Em abril de 2014 haverá eleições gerais na Índia e o AAP espera conseguir cerca de 10% ou 15% dos votos totais. Seu símbolo é a vassoura. Na Índia, a vassoura simboliza a luta anti-corrupção, mas também faz referência ao ofício das castas mais baixas e descriminadas, os Dalits. Essa referência pode soar estranha no Brasil, já que foi o símbolo utilizado por Jânio Quadros. Mas não há que se confundir os contextos, e na Índia a história pode ser diferente.

O AAP nasceu no final de 2012 a partir de um movimento cívico contra a corrupção.

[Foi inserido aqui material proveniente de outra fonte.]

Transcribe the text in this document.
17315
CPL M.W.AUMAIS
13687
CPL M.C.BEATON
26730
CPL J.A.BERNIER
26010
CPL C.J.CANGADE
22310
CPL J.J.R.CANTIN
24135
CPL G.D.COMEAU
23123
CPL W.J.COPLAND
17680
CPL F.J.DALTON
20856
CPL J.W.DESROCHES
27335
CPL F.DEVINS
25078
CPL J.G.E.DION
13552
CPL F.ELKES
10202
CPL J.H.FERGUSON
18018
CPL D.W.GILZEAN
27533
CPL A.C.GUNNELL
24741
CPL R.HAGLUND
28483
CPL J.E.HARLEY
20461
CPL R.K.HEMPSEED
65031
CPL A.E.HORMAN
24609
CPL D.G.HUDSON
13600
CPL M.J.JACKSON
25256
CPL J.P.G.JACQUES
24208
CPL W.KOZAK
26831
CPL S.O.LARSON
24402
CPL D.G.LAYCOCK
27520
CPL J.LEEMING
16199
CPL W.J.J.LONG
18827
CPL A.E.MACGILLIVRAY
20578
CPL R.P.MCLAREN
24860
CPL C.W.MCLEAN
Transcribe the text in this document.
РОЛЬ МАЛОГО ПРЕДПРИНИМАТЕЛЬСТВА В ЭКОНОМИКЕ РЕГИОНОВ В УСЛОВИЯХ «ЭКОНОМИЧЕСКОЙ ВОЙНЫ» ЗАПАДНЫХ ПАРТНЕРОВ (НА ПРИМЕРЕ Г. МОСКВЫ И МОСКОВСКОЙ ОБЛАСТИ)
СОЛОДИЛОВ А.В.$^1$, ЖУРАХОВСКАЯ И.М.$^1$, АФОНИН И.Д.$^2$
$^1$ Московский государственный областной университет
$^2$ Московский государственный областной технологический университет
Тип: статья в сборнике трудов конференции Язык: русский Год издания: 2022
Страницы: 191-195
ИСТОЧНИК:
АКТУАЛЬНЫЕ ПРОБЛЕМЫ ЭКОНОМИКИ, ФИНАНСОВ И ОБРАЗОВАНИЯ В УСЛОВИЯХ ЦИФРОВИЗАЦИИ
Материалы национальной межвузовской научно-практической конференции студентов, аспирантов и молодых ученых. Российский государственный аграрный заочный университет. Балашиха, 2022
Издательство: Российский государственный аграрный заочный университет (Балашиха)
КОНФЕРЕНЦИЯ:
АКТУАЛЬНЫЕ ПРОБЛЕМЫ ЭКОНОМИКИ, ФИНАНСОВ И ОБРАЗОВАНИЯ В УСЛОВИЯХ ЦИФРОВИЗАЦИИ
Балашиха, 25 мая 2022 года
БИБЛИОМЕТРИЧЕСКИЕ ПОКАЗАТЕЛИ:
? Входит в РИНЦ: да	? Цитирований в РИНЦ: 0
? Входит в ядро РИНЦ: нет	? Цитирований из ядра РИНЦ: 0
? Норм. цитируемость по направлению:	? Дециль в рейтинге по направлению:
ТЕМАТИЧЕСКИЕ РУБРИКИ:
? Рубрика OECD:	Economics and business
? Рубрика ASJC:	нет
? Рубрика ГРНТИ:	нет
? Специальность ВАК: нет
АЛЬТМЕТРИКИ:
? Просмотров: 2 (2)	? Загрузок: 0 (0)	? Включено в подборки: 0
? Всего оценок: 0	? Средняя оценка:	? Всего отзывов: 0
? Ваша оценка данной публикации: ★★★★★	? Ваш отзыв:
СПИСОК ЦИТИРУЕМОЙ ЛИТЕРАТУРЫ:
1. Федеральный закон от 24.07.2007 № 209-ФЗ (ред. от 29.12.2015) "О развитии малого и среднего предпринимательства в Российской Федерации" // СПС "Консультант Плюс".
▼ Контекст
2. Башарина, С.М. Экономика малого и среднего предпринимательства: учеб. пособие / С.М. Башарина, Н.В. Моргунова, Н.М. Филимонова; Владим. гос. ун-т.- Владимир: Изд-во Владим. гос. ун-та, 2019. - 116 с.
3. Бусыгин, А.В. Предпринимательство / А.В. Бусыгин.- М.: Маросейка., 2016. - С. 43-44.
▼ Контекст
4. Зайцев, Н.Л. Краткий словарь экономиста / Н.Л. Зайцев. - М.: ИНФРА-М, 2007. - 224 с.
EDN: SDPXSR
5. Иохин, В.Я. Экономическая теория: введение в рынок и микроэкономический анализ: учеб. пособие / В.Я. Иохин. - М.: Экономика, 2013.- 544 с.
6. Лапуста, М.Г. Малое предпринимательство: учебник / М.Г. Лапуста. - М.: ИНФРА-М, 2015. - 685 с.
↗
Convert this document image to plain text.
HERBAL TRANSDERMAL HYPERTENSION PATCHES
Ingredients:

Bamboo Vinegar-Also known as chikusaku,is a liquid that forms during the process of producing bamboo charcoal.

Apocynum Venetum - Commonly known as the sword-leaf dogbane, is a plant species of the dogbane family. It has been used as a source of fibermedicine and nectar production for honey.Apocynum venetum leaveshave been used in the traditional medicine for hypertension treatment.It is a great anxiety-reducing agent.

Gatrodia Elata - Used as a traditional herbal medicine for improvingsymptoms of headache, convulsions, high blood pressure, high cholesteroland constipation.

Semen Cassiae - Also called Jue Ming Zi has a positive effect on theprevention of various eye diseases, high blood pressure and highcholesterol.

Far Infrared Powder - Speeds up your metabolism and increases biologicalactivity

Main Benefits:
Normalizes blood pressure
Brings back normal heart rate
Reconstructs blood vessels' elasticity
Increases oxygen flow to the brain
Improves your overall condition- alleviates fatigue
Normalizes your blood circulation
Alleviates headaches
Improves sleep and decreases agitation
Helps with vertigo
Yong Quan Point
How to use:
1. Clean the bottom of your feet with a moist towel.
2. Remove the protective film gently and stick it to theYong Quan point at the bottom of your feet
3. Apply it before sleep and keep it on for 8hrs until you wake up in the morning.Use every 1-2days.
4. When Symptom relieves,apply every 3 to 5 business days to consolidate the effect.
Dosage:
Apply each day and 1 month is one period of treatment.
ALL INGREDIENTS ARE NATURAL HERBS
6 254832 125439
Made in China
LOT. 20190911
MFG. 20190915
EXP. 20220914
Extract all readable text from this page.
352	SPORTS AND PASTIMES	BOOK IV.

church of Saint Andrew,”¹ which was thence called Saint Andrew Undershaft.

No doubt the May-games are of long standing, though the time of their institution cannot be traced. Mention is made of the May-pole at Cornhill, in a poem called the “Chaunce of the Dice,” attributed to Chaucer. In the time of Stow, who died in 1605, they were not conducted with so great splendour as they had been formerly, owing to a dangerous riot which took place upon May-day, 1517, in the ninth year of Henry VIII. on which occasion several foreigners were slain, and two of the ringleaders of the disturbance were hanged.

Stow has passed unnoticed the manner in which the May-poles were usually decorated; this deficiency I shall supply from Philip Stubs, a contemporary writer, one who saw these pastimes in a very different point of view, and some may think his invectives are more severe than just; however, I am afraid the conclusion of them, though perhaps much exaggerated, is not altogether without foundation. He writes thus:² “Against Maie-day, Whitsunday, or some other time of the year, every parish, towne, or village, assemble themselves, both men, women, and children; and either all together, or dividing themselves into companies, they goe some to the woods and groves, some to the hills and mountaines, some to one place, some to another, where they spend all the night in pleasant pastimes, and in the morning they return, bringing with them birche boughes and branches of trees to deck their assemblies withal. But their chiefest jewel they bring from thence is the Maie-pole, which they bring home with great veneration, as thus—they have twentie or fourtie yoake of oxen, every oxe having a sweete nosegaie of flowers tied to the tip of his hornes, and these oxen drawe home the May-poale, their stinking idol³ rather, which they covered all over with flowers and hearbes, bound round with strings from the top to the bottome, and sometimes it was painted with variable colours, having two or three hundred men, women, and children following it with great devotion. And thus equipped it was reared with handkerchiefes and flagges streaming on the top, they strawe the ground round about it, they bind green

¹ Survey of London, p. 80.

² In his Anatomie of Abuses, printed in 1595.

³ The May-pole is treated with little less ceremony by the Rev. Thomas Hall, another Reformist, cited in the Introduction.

Nas eleições regionais de Délhi em dezembro de 2013, que levaram por algumas semanas o AAP ao governo local, um grupo numeroso de Valmiki (Dalits, os “sem casta”) apoiou majoritariamente ao AAP. Mas por outro lado, esse é um partido cujos lideres são ativistas sociais com formação de engenheiros, advogados, e que atrai a classe média urbana por campanhas anti-corrupção.

Em entrevista no final de janeiro de 2014, um jornalista perguntou a Medha Patkar se iria entrar na política. Medha respondeu: “O que você me pergunta é se eu vou deixar o ativismo para a política? De forma alguma, pois os movimentos sociais também são movimentos políticos. A política deveria ser a vontade de melhorar a relação entre governantes e governados, diminuir a distância, ir em direção a uma sociedade igualitária como determina a constituição e as leis. Os movimentos sociais devem continuar, eles já conseguiram muito.”

Mas Medha não pensava que a política de partidos fosse “intocável”. Os atuais partidos eram um desastre, mas o AAP poderia ser diferente. Aguardava-se a sua decisão se entraria no partido e se sairia como candidata. Finalmente, no dia 13 de fevereiro, em Mumbai, Medha Patkar anunciou que será candidata, provavelmente como independente, mas apoiada pelo AAP.

Será que os ambientalistas como Medha Patkar irão consegui trabalhar com a classe empresarial que é contra o “capitalismo de compadres” e a corrupção, mas não contra o capitalismo, e que participam do AAMP? Finalmente, os ambientalistas no AAP, com exposição pública e alguma influência minoritária, vão conseguir impor a linha RED no partido, RED, vermelho, em inglês, significando Radical Ecological Democracy, uma democracia ecológica radical, como propõe Aseem Shrivastava e Asish Kothari no livro Churning the Earth: the making of global India (algo como: “Mexendo na terra: a construção da Índia global”)?

*Economista ecológico catalão, professor da Universidade Autônoma de Barcelona. Autor de “O Ecologismo dos Pobres” (Editora Contexto). Tradução de Felipe Milanez.